Computer glasses are prescribed so as to perfectly focus your eyes at the exact distance of your computer screen. This is most important when dealing with patients over the age of 40. Many patients wear no-line bifocals (progressives) or simple bifocals, or single vision reading glasses. Many issues arise when wearing these “non-computer” prescriptions. Basically, the lenses are typically focussed for a normal reading distance of 16″-18″. The computer screen is typically 22″-24″ and thus not in perfect focus. The result is the patient must move closer to the monitor for better clarity, or raise their chin in an exaggerated fashion to utilize the bifocals. All in all, the patient is forced to sit in an awkward manner, causing strain, fatigue, and ”too close to the screenitis.”
Progressives (no-line bifocals ) do focus at the correct distance through proper head alignment, however, the head must be held at a very specific orientation for long periods of time. This can result in head and shoulder pain, as well as eye strain and fatigue.
Computer glasses also have special “anti-glare” coatings and tints which soothe the eyes while “locked in” on that screen for hours at a time.
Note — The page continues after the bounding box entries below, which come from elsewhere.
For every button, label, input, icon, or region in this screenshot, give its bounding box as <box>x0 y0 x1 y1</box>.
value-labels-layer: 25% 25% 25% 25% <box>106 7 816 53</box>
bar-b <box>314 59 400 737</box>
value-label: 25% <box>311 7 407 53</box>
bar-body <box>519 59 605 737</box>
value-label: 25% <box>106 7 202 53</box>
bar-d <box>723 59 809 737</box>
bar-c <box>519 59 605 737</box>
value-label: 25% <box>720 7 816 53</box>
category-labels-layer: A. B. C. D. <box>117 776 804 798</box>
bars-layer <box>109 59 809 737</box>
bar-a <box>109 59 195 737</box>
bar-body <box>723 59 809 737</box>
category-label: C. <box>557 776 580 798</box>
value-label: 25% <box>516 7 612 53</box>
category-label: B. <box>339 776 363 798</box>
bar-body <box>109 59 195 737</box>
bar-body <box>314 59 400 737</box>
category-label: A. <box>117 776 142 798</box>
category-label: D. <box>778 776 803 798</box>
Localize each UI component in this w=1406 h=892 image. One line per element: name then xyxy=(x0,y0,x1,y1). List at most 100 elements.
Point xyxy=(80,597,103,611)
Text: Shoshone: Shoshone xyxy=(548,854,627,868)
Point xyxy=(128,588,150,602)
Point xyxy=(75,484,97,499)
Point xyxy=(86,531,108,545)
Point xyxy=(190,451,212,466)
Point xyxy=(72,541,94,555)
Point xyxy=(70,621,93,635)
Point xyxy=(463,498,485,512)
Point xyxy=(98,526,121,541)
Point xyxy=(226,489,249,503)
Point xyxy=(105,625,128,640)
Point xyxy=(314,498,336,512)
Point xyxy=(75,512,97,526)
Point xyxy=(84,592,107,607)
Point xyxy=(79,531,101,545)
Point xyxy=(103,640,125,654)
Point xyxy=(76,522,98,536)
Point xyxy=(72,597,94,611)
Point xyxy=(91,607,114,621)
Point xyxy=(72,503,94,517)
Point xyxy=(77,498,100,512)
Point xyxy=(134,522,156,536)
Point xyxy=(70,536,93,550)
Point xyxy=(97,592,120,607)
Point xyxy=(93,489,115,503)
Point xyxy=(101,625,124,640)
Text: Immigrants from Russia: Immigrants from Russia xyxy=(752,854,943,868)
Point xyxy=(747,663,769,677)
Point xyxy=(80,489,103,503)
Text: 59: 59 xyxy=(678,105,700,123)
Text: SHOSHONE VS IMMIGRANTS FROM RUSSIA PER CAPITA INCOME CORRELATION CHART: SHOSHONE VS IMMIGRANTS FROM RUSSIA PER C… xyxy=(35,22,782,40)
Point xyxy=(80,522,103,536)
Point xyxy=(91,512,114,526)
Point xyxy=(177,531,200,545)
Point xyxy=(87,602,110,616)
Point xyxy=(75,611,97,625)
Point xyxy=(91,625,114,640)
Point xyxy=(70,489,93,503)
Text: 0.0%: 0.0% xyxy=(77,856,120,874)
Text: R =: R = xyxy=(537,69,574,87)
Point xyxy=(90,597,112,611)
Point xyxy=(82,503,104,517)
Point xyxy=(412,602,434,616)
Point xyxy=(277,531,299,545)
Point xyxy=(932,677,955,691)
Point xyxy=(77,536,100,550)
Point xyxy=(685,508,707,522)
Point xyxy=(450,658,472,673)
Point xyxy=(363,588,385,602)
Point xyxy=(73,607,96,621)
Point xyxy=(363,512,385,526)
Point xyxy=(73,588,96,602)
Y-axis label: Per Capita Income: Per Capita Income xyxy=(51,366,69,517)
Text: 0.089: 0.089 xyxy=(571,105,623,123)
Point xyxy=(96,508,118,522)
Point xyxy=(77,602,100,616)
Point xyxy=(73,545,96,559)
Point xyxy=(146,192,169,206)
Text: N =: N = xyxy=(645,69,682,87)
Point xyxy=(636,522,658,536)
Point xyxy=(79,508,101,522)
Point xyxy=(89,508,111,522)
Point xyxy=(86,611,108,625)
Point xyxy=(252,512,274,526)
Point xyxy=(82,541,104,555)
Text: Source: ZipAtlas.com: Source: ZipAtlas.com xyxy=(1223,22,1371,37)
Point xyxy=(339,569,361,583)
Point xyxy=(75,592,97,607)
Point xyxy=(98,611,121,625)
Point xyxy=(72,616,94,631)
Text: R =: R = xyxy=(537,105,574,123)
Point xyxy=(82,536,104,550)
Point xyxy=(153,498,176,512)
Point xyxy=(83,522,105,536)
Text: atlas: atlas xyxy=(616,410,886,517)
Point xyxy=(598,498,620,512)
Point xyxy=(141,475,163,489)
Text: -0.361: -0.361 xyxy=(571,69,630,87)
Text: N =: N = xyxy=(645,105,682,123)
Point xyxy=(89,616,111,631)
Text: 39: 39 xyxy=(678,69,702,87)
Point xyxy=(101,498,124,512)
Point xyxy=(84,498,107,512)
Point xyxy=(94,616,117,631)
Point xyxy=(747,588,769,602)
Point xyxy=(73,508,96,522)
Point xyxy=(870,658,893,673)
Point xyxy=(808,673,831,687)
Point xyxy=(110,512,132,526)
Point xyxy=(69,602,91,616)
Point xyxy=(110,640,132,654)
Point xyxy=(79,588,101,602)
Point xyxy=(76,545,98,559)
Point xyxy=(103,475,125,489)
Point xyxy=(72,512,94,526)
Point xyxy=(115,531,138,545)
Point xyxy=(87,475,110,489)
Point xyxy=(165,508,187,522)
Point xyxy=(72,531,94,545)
The proper computer prescription is fantastic to those who sit in front of the screen all day long. They can move their head all around and always see clearly, their eyes don’t need to use muscles to focus, glare is reduced and the screen is soothing to view. The most frequent comment made by those who switched to computer glasses is that they can now use their computer for hours on end and feel great at the end of the day. Before, they experienced fatigue, headaches, and mostly, eyestrain. They needed multiple breaks, their eyes “burned” and they couldn’t wait to get off the computer.
So, reflecting back on this blog, we’ve discussed two things that can ruin your whole day: an alien invasion and eyestrain in front of the computer. At least one can be prevented for sure.